PURPOSE: temporarily suspend autonomous Common Customs Tariff duties on imports of certain industrial products into the Canary Islands.
PROPOSED ACT: Council Regulation.
BACKGROUND: the Canary Islands belong to the Outermost Regions of the European Union, for which special measures may be foreseen, in order to overcome the economic disadvantages these regions suffer due to their geographical situation.
The Canary Islands industrial sector, together with construction, has been severely affected by the recent economic crisis. The slump in building depressed all the auxiliary industry that depends on it. Unfavourable financial conditions had a serious impact on many areas of business.

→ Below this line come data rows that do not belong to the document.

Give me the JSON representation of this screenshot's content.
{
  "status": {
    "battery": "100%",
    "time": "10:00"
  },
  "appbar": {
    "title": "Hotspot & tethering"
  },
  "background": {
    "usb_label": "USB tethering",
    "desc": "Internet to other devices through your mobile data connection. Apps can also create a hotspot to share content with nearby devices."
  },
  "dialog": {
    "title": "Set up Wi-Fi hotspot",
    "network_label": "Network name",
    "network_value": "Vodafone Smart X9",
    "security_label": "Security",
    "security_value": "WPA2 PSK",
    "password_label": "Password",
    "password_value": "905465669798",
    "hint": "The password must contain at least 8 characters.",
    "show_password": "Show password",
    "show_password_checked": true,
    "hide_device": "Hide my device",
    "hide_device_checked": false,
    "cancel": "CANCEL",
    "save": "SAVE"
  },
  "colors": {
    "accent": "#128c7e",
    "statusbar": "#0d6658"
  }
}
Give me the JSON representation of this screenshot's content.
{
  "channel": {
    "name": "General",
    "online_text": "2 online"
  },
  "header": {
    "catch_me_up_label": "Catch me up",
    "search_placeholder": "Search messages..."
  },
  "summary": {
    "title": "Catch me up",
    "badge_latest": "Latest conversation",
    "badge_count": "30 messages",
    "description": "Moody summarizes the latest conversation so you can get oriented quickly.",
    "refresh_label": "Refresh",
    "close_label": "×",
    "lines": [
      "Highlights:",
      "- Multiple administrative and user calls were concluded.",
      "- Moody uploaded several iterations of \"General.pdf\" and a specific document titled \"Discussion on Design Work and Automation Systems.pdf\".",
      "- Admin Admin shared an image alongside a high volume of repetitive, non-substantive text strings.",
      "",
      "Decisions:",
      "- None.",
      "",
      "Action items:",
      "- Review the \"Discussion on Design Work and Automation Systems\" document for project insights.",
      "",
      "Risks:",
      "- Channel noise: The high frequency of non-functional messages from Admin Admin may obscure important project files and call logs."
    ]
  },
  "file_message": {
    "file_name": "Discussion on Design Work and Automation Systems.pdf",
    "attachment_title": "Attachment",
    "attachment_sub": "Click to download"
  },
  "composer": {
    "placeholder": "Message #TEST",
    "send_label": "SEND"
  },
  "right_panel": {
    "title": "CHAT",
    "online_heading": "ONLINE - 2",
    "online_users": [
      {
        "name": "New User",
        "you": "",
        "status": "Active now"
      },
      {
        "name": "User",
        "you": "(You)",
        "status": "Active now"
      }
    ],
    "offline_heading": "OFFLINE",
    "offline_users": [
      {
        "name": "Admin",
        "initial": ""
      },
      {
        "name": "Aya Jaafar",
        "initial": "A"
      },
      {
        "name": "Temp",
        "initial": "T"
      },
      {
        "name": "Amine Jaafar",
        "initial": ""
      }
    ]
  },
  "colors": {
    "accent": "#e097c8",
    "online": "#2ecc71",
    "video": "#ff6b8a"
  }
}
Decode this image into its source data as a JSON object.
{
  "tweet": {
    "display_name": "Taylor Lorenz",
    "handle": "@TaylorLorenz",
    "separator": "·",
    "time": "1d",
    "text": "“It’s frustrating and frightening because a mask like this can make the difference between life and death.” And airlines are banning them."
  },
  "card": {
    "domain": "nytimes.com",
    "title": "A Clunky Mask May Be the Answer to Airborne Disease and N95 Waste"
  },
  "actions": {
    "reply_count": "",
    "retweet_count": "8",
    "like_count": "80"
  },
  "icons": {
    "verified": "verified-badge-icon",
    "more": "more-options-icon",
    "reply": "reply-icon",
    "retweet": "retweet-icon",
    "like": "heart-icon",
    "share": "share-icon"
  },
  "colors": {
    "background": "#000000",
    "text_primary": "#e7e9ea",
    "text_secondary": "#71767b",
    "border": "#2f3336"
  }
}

In addition, the sharp rise in unemployment in Spain aggravated the slump in domestic demand, including demand for industrial products. The rate of unemployment on the Canary Islands has been consistently exceeding the national average for Spain for the last ten years and, since 2009, the Autonomous Community has recorded the highest level throughout the country. Moreover, more than half of the industrial production in the Canaries is consumed on the Islands, which is particularly serious since demand there has been hit harder.
The government of the Kingdom of Spain has made a request on behalf of the authorities of the Autonomous Community of the Canary Islands for a prolongation of the current regime providing for tariff suspensions on imports of certain industrial products. These measures are aimed at strengthening the competitiveness of the local economic operators and thus securing a more stable employment on these islands.
IMPACT ASSESSMENT: no impact assessment has been carried out.
LEGAL BASIS: Article 349 of the Treaty on the Functioning of the European Union (TFEU).
CONTENT: the proposed suspension of the Common Customs Tariff duties allows the local economic operators in the Canary Islands to import a certain number of raw materials, parts, components and capital goods duty free. In order to avoid any misuse or change in traditional trade flows it is foreseen that products benefitting from duty suspension are subject to end use control.
Moreover, capital goods will have to be used by local companies on the islands for a period of at least two years before they could be sold freely to other companies located in other parts of the customs territory of the European Union. Raw materials, parts and components will have to be used for industrial transformation and maintenance in the Canary Islands in order to benefit from the duty suspension.
This proposal shall replace the measures introduced by Council Regulation (EC) No 704/2002 which expires on 31.12.2011. To enable the economic operators to make long-term investment decisions the proposed suspensions should remain in force for 10 years (01.01.2012 - 31.12.2021).
BUDGETARY IMPLICATIONS: the proposal has implications for the Union budget since the duty suspensions will lead to loss in revenue of the Union's own resources.
On the basis of the information provided by the regional authorities, the impact on the loss of revenue resulting from this Regulation may therefore be estimated at EUR 2.96 million (gross amount, expenses incurred in collection included) x 0.75 = EUR 2.22 million/year for the period 01.01.2012 - 31.12.2021.
The loss of revenue in Traditional Own Resources shall be compensated by Member States contributions based on the GNI.